Flare risk is inversely proportional to disease activity and sustained response duration, thus, to decrease the risk of flares, gradual withdrawal of biological therapies should be done. As discontinuation of therapy is associated with a high risk of flares, careful reduction of dose or increase in the interval can be done with all bDMARDs and tsDMARDs with a little risk of flares. Most patients who flare can regain their prior good response upon prompt re-institution of the same bDMARD or tsDMARD therapy. Ceasing treatment with csDMARDs is associated with increased flare frequency, hence tapering should be done cautiously and should be evaluated rigorously. 
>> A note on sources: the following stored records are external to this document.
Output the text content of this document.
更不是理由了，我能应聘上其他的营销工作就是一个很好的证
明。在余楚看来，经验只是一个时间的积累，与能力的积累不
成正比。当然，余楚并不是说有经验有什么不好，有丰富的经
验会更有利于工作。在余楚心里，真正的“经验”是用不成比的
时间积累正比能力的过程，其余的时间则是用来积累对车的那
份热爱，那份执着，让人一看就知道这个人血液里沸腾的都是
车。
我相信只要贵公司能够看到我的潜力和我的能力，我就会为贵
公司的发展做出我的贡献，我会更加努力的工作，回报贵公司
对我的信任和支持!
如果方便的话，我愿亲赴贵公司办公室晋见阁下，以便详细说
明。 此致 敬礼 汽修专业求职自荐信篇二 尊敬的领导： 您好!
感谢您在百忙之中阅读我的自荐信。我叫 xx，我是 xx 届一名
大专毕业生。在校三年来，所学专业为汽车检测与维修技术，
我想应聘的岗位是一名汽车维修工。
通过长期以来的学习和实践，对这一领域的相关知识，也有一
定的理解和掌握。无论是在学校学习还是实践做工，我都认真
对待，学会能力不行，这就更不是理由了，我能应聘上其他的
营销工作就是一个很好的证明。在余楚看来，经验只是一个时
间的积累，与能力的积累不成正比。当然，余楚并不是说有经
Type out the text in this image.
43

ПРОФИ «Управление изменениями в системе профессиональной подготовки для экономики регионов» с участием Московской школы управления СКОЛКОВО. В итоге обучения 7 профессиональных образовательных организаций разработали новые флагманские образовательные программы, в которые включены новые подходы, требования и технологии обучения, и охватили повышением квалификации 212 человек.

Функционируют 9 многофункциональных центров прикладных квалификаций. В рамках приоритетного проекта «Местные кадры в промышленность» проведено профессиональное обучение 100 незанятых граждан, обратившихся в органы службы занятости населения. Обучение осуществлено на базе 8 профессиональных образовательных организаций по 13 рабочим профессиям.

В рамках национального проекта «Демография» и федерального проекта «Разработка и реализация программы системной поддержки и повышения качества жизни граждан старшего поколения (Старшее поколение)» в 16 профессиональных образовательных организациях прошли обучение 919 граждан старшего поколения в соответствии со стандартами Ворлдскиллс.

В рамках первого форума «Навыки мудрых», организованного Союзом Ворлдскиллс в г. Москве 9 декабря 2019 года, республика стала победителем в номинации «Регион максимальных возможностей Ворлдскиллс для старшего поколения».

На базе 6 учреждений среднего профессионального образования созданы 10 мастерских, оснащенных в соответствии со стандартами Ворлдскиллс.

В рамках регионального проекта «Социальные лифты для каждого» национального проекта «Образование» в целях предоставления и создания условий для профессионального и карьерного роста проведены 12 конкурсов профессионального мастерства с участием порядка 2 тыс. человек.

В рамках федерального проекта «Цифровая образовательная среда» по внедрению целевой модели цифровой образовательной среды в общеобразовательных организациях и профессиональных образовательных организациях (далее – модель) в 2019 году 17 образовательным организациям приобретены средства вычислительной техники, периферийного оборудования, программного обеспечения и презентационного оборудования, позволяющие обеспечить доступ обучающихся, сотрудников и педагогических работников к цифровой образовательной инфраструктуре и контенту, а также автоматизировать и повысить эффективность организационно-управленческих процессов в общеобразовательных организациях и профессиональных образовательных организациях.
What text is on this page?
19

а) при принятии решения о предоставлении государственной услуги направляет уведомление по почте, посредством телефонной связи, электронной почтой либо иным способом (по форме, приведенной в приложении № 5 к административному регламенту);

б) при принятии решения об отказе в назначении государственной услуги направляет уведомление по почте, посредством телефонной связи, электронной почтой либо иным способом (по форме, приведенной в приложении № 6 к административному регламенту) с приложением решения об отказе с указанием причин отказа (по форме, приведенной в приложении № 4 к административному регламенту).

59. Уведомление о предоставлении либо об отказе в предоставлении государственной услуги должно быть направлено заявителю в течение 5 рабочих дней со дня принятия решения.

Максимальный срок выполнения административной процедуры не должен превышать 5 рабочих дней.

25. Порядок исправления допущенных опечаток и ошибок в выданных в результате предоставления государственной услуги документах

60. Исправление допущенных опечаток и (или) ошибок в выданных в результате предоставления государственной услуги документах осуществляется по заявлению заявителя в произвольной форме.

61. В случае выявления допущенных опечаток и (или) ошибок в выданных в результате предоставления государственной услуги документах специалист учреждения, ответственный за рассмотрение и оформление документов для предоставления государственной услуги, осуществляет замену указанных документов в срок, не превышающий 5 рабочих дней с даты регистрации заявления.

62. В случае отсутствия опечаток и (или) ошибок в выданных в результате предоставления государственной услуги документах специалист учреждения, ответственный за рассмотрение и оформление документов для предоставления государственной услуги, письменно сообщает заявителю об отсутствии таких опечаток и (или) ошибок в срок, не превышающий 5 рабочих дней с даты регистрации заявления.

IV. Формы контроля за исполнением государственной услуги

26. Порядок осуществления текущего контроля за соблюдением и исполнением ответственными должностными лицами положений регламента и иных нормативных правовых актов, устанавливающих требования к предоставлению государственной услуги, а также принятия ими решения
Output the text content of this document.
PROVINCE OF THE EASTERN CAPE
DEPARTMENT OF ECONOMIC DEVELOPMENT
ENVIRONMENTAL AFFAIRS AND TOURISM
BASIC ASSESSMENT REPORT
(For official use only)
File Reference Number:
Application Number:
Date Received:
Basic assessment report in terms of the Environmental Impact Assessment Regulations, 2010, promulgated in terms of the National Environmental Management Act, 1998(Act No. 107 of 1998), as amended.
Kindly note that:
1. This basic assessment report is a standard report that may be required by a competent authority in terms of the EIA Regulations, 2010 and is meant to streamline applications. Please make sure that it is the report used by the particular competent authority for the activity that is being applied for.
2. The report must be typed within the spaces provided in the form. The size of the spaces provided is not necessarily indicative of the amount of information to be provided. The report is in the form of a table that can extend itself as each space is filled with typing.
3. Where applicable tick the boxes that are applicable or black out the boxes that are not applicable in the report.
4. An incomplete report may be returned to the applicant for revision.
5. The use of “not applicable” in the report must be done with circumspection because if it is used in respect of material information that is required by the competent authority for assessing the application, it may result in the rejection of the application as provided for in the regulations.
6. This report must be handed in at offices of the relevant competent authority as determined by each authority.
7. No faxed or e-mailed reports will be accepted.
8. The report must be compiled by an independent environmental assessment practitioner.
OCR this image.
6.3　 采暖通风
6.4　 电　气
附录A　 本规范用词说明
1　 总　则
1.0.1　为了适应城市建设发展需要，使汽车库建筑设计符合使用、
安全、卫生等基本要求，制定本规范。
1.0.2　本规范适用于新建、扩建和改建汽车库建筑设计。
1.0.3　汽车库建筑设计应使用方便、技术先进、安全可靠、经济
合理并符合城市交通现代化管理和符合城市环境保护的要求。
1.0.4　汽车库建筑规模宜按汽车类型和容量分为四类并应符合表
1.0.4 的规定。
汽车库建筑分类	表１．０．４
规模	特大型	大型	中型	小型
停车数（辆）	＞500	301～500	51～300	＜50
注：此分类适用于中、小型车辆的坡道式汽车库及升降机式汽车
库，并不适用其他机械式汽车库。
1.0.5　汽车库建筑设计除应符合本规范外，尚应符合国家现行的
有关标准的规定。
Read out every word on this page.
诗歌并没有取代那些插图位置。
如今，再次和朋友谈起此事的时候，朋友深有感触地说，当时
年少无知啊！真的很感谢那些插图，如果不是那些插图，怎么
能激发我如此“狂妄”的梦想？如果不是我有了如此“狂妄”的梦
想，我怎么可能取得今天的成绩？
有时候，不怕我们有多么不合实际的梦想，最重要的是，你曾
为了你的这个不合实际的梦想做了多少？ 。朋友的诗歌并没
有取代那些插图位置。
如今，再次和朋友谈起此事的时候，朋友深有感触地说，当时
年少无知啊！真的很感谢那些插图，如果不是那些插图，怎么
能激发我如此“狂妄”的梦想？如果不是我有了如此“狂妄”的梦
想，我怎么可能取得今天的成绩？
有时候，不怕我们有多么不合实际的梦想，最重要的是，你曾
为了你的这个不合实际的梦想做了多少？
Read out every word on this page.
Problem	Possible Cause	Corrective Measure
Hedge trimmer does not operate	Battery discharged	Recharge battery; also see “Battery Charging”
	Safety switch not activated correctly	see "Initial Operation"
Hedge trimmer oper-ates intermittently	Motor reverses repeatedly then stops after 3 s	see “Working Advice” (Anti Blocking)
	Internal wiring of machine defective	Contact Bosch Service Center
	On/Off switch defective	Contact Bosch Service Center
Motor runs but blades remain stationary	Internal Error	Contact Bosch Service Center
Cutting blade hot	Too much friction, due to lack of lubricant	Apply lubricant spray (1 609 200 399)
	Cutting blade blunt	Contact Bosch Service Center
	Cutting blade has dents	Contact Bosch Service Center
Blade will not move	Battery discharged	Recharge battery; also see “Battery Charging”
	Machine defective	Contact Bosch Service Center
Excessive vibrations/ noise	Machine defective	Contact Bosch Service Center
Disease activity should be measured and documented regularly. Consider structural changes, comorbidities, and functional impairment when formulating treatment decisions on follow-ups. Monitoring may be done at intervals as follows:
  • Moderate-high disease activity: Monthly
  • Sustained low disease activity or remission: Every 6 months 

Prognosis

Poor prognostic factors in patients with rheumatoid arthritis include a high count of swollen joints, evidence of early erosions, the presence of rheumatoid factor and/or anti-citrullinated protein antibody (particularly at high levels), high levels of acute phase reactants, moderate or high disease activity persisting despite treatment with csDMARDs based on composite measures including joint count, treatment failure with ≥2 csDMARDs, and other factors such as female gender, older age, smoking history, and presence of obesity or anemia.